Omong-omong, Hajime kebetulan hadir saat ini terjadi. Meskipun Hajime mengatakan, "Siapa yang lebih penting, aku atau pacarmu?" dengan pipinya menggelembung... ini mungkin lelucon biasa, Sandai dengan menyesal telah mengabaikannya.
“…Besok adalah Malam Natal. Kita berjanji untuk tetap bersama, bukan?”
"Ya."
Semakin lama hubungan berlanjut, pria akan cenderung membuat janji ringan. Mereka akan memanfaatkan gadis itu dalam bentuk seperti itu: ini seharusnya sudah cukup baik atau aku yakin dia akan mengerti dan semacamnya.

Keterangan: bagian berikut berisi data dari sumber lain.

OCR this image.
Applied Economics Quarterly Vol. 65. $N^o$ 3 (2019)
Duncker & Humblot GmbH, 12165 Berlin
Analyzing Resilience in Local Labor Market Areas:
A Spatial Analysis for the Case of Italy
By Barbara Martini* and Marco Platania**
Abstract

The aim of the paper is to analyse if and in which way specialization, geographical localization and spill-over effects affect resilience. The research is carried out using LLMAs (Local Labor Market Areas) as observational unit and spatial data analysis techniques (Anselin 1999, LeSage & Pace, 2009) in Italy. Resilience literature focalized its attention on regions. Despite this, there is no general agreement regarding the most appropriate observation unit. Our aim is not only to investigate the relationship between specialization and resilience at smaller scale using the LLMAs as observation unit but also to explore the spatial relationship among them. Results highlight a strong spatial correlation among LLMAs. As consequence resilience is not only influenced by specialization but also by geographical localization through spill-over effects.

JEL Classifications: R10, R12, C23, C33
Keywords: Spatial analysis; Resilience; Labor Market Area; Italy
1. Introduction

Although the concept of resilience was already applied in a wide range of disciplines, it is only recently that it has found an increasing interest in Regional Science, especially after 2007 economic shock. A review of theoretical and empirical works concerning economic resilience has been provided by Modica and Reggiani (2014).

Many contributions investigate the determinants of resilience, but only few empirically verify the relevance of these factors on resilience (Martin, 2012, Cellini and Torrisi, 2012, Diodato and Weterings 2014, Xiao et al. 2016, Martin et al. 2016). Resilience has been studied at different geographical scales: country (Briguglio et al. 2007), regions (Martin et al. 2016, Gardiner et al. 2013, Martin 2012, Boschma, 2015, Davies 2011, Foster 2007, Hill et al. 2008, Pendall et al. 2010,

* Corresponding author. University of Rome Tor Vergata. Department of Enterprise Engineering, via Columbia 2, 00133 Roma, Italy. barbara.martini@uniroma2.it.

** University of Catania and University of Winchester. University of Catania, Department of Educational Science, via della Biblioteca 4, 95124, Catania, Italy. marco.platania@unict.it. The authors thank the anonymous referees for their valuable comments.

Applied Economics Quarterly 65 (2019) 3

Namun, Sandai memiliki sifat yang sedikit berbeda dari pria normal, jadi dia tidak memiliki kecenderungan seperti itu.
Sisi penyendirinya yang buruk dalam bersosialisasi membawa pengaruh yang kuat, mengirimnya ke arah keinginan untuk menepati janji semakin dekat hubungan itu.
Dia ingin mempertahankan hubungan yang telah dia dapatkan dengan susah payah, dan secara alami berpikir untuk tidak mengecewakan pihak lain.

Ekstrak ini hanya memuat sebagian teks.